Cover Letters Are For…

Cover Letters Are For…

Cover letters – the talk of the town. We often hear many questions about the relevancy of cover letters. Do we need cover letters to apply for jobs? Do recruiters and hiring managers read cover letters? What purpose does the cover letter serve?

Let me tell you a story… At the turn of the century, I set my sights on pursuing a new career in human resources. I actually transitioned from a career in the health insurance industry, and you will never guess how I did it. I used a cover letter. That’s it! Okay, yes I also used a well-crafted resume but you get the point, right? Now, it was not just an ordinary cover letter and I did not regurgitate the contents already included in my résumé. I customized the cover letter by adding information I needed the Director of Human Resources to know about me but was not appropriate to include in the résumé.

My customized cover letter focused on the following key points, very enthusiastically:

  • Interest in pursuing a new career in human resources

  • Transferrable skills and relevant experience

  • How my skills, qualifications, and passion for the profession are assets that will complement the organization’s goals and mission.
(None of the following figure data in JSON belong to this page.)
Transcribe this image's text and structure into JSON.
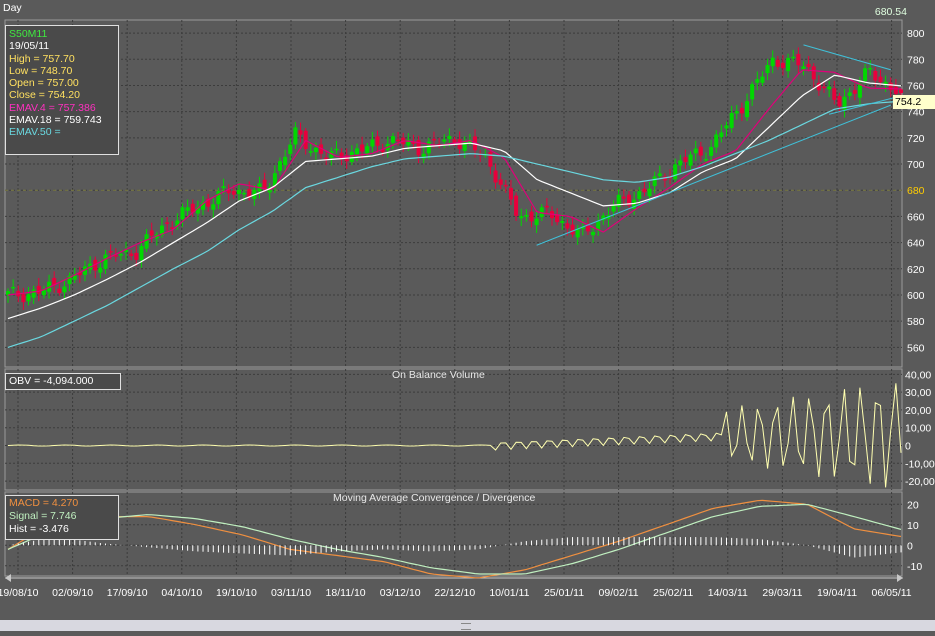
{
  "timeframe": "Day",
  "top_value": "680.54",
  "price_tag": "754.2",
  "info": {
    "symbol": "S50M11",
    "date": "19/05/11",
    "high": "High  = 757.70",
    "low": "Low   = 748.70",
    "open": "Open = 757.00",
    "close": "Close = 754.20",
    "emav4": "EMAV.4 = 757.386",
    "emav18": "EMAV.18 = 759.743",
    "emav50": "EMAV.50 ="
  },
  "obv_panel": {
    "title": "On Balance Volume",
    "label": "OBV = -4,094.000"
  },
  "macd_panel": {
    "title": "Moving Average Convergence / Divergence",
    "macd": "MACD = 4.270",
    "signal": "Signal = 7.746",
    "hist": "Hist = -3.476"
  },
  "colors": {
    "background": "#5a5a5a",
    "grid": "#3c3c3c",
    "up": "#00d800",
    "down": "#e8003c",
    "ema4": "#e0007a",
    "ema18": "#ffffff",
    "ema50": "#6ad8e0",
    "obv": "#ffffb0",
    "macd": "#f09040",
    "signal": "#c0f0c0",
    "hist": "#ffffff",
    "trendline": "#40c0d8",
    "text": "#ffffff"
  },
  "chart_data": [
    {
      "type": "candlestick",
      "title": "",
      "ylim": [
        545,
        810
      ],
      "y_ticks": [
        560,
        580,
        600,
        620,
        640,
        660,
        680,
        700,
        720,
        740,
        760,
        780,
        800
      ],
      "x_tick_labels": [
        "19/08/10",
        "02/09/10",
        "17/09/10",
        "04/10/10",
        "19/10/10",
        "03/11/10",
        "18/11/10",
        "03/12/10",
        "22/12/10",
        "10/01/11",
        "25/01/11",
        "09/02/11",
        "25/02/11",
        "14/03/11",
        "29/03/11",
        "19/04/11",
        "06/05/11"
      ],
      "key_closes": [
        600,
        602,
        612,
        628,
        633,
        655,
        668,
        680,
        678,
        722,
        705,
        710,
        718,
        712,
        720,
        705,
        660,
        662,
        645,
        668,
        680,
        700,
        712,
        745,
        780,
        775,
        745,
        770,
        754.2
      ],
      "last_bar": {
        "open": 757.0,
        "high": 757.7,
        "low": 748.7,
        "close": 754.2
      },
      "series": [
        {
          "name": "EMAV.4",
          "values": [
            600,
            603,
            615,
            628,
            640,
            650,
            672,
            685,
            680,
            718,
            705,
            708,
            718,
            714,
            718,
            705,
            663,
            660,
            648,
            666,
            682,
            700,
            710,
            742,
            772,
            770,
            758,
            757.4
          ]
        },
        {
          "name": "EMAV.18",
          "values": [
            582,
            590,
            600,
            612,
            625,
            640,
            655,
            672,
            682,
            702,
            704,
            706,
            712,
            714,
            716,
            710,
            688,
            678,
            668,
            670,
            678,
            694,
            704,
            728,
            752,
            768,
            762,
            759.7
          ]
        },
        {
          "name": "EMAV.50",
          "values": [
            560,
            568,
            580,
            592,
            606,
            620,
            633,
            650,
            664,
            682,
            690,
            698,
            704,
            706,
            708,
            706,
            700,
            694,
            688,
            686,
            690,
            698,
            708,
            718,
            730,
            742,
            746,
            748
          ]
        }
      ]
    },
    {
      "type": "line",
      "title": "On Balance Volume",
      "ylim": [
        -25000,
        43000
      ],
      "y_tick_labels": [
        "40,00",
        "30,00",
        "20,00",
        "10,00",
        "0",
        "-10,00",
        "-20,00"
      ],
      "last_value": -4094
    },
    {
      "type": "line",
      "title": "Moving Average Convergence / Divergence",
      "ylim": [
        -15,
        26
      ],
      "y_ticks": [
        20,
        10,
        0,
        -10
      ],
      "series": [
        {
          "name": "MACD",
          "values": [
            -2,
            12,
            14,
            14,
            10,
            5,
            -2,
            -5,
            -8,
            -14,
            -16,
            -12,
            -5,
            2,
            10,
            18,
            22,
            20,
            8,
            4.27
          ]
        },
        {
          "name": "Signal",
          "values": [
            -2,
            8,
            13,
            15,
            13,
            9,
            3,
            -2,
            -6,
            -11,
            -14,
            -14,
            -9,
            -2,
            6,
            14,
            19,
            20,
            14,
            7.746
          ]
        }
      ]
    }
  ]
}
At the end of the day, I received an interview. So cover letters are for (drum roll please)…improving your chance of receiving an interview! That’s it! Of course there are several other very useful reasons for cover letters, all with the shared goal of winning an interview.For instance, cover letters are always useful for providing additional explanations regarding:

  •  You – as a candidate and future employee

  •  Transitioning into a new career

  •  Seeking part-time employment in lieu of full-time employment

  •  Re-entering the workforce

  •  Pursuing a job for which you may be considered “over-qualified”

  •  Sending an unsolicited résumé

  •  What else…What else can you offer the potential employer? What else can you tell them about you? What else can XYZ Corporation expect you to bring to the table?

In the end, ask yourself two questions: “Do I want to increase my chance of getting an interview?” Or, “Do I want to increase my chance of not getting an interview?” Take your chances in crafting a customized cover letter. Actually getting an interview is the worst thing that could happen to you.